Though goat meat is popular abroad, when it comes to serving it here, "we don’t tell what it is," says Ali. "It’s delicious."

It’s especially tasty in sausages, because "goat is not greasy," Rhonda adds.

The girls don't have the same fondness for goat milk. Rhonda blames it on her early inexperience feeding goats.

The Riders milked their first goat --- an antidote to the uncertainty of Y2K --- when they lived in Oregon.

"The milk tasted goat-y," Rhonda admits with a sigh. The girls wouldn't drink it. Still won't. With 360 gallons of goat milk each week, "we have to buy cow’s milk."


Lots of kids to go around

Together, the couple have nine children -- "his, hers, ours and theirs" she says, referring to previous marriages and one adopted child. Three daughters are still at home, though Tonya, almost 18, works off the farm at Lake Mayfield Resort.

The daughters, who belong to Dances with Goats 4-H Club, are homeschooled, and Rhonda’s teaching extends to cheesemaking classes that have drawn 26 women from Astoria to Tacoma.
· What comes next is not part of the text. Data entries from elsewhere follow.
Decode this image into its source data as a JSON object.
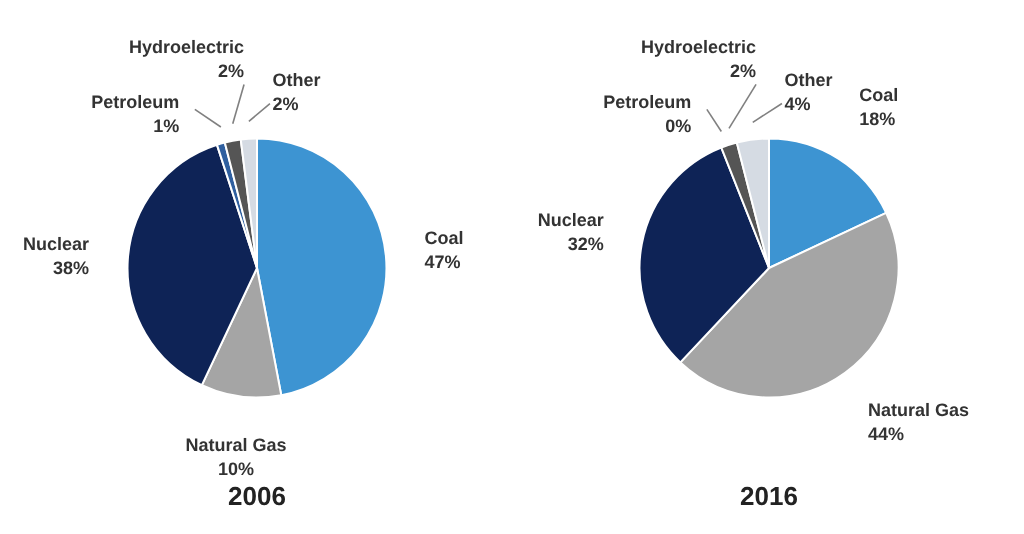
{
  "chart_data": [
    {
      "type": "pie",
      "title": "2006",
      "categories": [
        "Coal",
        "Natural Gas",
        "Nuclear",
        "Petroleum",
        "Hydroelectric",
        "Other"
      ],
      "values": [
        47,
        10,
        38,
        1,
        2,
        2
      ],
      "value_labels": [
        "47%",
        "10%",
        "38%",
        "1%",
        "2%",
        "2%"
      ],
      "colors": [
        "#3d94d2",
        "#a5a5a5",
        "#0e2356",
        "#2f5f9f",
        "#555555",
        "#d5dbe3"
      ]
    },
    {
      "type": "pie",
      "title": "2016",
      "categories": [
        "Coal",
        "Natural Gas",
        "Nuclear",
        "Petroleum",
        "Hydroelectric",
        "Other"
      ],
      "values": [
        18,
        44,
        32,
        0,
        2,
        4
      ],
      "value_labels": [
        "18%",
        "44%",
        "32%",
        "0%",
        "2%",
        "4%"
      ],
      "colors": [
        "#3d94d2",
        "#a5a5a5",
        "#0e2356",
        "#2f5f9f",
        "#555555",
        "#d5dbe3"
      ]
    }
  ]
}
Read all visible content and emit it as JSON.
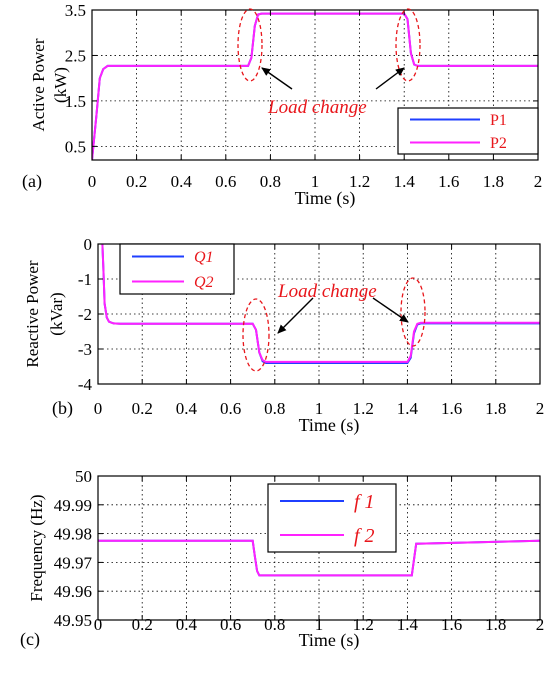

Another important family member is a guardian dog named Bernie, an Anatolian shepherd who's so fast he's been clocked at 40 mph. A second shepherd, Chloe, is in training, so one dog is always with the goats in pasture or barn.

Goats typically give birth to twins. Male offspring are wethered, or castrated, to raise for meat.

One year, a goat did birth four, Rhonda recalls: "Plop! Plop! Plop! Plop!"

It’s not always so easy, and she has spent many hours with her arm inside a doe, turning a kid's head or body so it can be born. A nose and two feet signal a natural birth. If the feet face up, the butt will come first, a breach birth.

At one time, Rhonda, who trained as a veterinary assistant, thought she'd like to be a midwife. "It was a funny joke God played on me, delivering all these kids."

The girls name every goat, but Rhonda, who "never sees their faces," only the business end, knows them by number.

This family business continues to surprise. One night four white goats each gave birth to twins, all white. One goat mom cleaned up all eight kids -- and claimed them all.

"We didn’t know which kids belonged to which mother!" the girls say.

Bernie can create problems, too. "He loves his babies," enough to clean them up himself, Rhonda says. "Then mom disowns them and they have to be bottle-fed."

Danyel and Ali may not like goat milk, but they’re happy to feed it to kids who do.